Protecting Americans from Ebola

By Marguerite Telford on October 20, 2014

The administration's refusal to use immigration policy to keep Americans safe from the Ebola virus is symptomatic of the administration's general immigration philosophy. The administration prefers not to distinguish between legal and illegal immigrants, ignoring the fiscal, labor, and security impact of illegal immigration on U.S. citizens and residents. To blur the distinction, the administration leans toward open-border policies and amnesty for aliens breaking U.S. laws. American citizenship is not considered a privilege; it has become an entitlement for anyone and everyone because the administration has declared national sovereignty a dirty word.

The president could have implemented travel restrictions to ensure the safety of Americans weeks ago. He could have suspended consular services, restricting visas for individuals coming to the United States. Instead, he emphatically proclaimed that Ebola was "highly unlikely" to come to the United States. Now the disease is here.

Americans have watched as the first person on U.S. soil died of Ebola and the first citizen contracted it here in the country. We have watched our soldiers be sent into harm's way, with a mere four hours of Ebola-related training, to build hospitals that could have been built by an international contingent. We watch as hundreds of citizens are placed in containment units and on monitoring lists.

We continue to watch as 100-150 people from Ebola-infected countries arrive daily in this country. During a congressional hearing last week, Rep. Cory Gardner (R-Colo.) pointed out the lack of screening these individuals are receiving. "There's 2,000 to 3,000 people ... entering this country a year without checking their temperature, without having a contact sheet," said Gardner.

The administration has yet to be able to fully explain why containment should not be a part of the strategy for keeping Americans safe. It is hard to fathom an explanation for why containment would not mitigate the risk of transmission. Maybe the newly appointed Ebola Response Coordinator will craft that talking point.

Thirty nations have now instituted a travel ban. Support in the United States is growing. As of Thursday night, 59 lawmakers in the House had spoken out in support of a travel ban, 53 Republicans and six Democrats, and 11 in the Senate ,10 Republicans and one Democrat.

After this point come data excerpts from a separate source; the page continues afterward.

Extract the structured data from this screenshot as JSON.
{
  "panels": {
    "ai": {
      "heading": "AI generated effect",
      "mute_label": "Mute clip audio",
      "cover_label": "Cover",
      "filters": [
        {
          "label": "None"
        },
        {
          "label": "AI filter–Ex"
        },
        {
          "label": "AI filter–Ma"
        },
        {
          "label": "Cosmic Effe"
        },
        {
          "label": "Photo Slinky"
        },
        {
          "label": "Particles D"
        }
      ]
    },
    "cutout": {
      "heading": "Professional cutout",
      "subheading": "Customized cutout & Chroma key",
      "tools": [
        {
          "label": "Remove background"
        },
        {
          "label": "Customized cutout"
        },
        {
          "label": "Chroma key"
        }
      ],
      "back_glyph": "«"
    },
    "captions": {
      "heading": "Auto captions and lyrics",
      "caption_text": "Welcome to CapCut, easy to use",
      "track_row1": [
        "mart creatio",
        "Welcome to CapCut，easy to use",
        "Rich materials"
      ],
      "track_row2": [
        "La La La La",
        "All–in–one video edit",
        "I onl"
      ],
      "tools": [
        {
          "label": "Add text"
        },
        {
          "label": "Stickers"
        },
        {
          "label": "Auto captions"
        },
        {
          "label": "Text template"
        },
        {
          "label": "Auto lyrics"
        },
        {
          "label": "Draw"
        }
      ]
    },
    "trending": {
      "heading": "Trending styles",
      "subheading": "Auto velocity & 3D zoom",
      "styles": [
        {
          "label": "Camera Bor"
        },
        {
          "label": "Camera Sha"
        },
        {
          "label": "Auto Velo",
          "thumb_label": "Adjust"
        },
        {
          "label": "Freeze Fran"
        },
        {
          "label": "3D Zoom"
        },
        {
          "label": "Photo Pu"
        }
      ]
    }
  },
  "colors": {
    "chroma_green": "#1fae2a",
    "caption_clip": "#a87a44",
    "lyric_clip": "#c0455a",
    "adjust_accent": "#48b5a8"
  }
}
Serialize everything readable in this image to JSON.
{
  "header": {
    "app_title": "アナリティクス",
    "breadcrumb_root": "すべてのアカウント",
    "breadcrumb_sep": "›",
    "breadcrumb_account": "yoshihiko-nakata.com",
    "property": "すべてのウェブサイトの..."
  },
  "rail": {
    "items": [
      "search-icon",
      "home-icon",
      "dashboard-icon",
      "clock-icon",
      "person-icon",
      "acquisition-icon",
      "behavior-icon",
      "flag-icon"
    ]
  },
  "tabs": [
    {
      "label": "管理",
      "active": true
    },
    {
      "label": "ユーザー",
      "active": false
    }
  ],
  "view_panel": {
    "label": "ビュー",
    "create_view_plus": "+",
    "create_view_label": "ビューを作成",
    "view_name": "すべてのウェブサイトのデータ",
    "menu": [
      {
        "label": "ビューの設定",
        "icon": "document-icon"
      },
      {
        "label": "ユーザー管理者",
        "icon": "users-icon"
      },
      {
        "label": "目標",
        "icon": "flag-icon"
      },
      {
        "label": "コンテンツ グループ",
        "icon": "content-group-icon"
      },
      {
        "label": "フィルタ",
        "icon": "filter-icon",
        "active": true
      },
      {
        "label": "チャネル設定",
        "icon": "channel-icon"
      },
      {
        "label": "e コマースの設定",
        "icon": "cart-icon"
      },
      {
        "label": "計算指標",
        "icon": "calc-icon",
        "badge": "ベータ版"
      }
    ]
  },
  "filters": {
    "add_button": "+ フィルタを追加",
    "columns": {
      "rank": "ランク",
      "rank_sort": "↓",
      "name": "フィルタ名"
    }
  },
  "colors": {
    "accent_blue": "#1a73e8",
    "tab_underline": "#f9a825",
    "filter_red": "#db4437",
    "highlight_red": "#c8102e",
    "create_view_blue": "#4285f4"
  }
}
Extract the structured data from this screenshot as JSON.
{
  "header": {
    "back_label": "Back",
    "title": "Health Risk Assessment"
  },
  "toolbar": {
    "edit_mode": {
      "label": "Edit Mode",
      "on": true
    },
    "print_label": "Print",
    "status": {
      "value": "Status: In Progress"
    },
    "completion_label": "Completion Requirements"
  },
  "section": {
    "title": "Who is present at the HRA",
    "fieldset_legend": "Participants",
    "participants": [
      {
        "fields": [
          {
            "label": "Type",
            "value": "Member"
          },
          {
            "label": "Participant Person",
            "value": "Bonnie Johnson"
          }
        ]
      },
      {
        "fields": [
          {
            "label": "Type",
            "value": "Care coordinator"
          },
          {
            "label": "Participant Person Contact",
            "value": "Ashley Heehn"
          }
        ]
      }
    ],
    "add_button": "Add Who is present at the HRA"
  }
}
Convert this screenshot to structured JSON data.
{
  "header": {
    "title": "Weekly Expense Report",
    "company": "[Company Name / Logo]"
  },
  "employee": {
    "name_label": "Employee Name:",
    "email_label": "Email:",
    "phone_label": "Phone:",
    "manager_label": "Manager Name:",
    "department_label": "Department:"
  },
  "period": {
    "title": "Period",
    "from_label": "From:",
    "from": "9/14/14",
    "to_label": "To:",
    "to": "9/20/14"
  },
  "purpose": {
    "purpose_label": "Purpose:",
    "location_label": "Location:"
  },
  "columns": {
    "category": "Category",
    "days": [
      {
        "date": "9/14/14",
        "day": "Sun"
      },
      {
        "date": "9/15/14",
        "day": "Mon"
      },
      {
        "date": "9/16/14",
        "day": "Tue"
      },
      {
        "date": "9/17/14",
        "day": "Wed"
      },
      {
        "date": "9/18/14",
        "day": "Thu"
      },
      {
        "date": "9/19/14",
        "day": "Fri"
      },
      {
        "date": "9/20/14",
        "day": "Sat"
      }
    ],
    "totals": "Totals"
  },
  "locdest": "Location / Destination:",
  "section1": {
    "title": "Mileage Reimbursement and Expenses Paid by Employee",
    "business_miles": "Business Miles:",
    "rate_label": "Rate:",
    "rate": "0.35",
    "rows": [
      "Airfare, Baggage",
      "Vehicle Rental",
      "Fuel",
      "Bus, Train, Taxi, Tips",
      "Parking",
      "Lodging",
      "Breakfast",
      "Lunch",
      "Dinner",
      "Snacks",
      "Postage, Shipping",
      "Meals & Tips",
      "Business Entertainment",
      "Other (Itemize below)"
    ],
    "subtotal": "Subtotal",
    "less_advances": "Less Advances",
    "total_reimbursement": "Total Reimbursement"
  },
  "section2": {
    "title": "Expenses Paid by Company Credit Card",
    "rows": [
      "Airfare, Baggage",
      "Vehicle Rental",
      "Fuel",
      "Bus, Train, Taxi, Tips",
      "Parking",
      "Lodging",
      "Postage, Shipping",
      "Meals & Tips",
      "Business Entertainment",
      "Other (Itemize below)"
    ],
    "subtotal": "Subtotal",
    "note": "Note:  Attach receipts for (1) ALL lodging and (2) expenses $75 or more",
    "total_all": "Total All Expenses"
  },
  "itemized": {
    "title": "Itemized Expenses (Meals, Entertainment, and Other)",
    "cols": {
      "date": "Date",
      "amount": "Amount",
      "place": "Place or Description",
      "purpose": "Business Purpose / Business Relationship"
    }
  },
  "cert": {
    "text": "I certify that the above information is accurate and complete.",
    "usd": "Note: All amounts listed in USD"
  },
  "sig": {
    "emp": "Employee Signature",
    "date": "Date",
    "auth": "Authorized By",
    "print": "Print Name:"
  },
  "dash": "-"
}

The split by party also reflects the immigration philosophy split.

The administration and many lawmakers have forgotten their role is to act in the best interest of the country and her citizens. They want the borders open, so illegal immigrants will have access despite the risks and costs to Americans; they want the borders open so West African nations won't be stigmatized despite the risk of Americans contracting Ebola.

President Obama should protect the country by using our immigration laws and policies as they were intended. If the president does not make Americans the top priority, who will?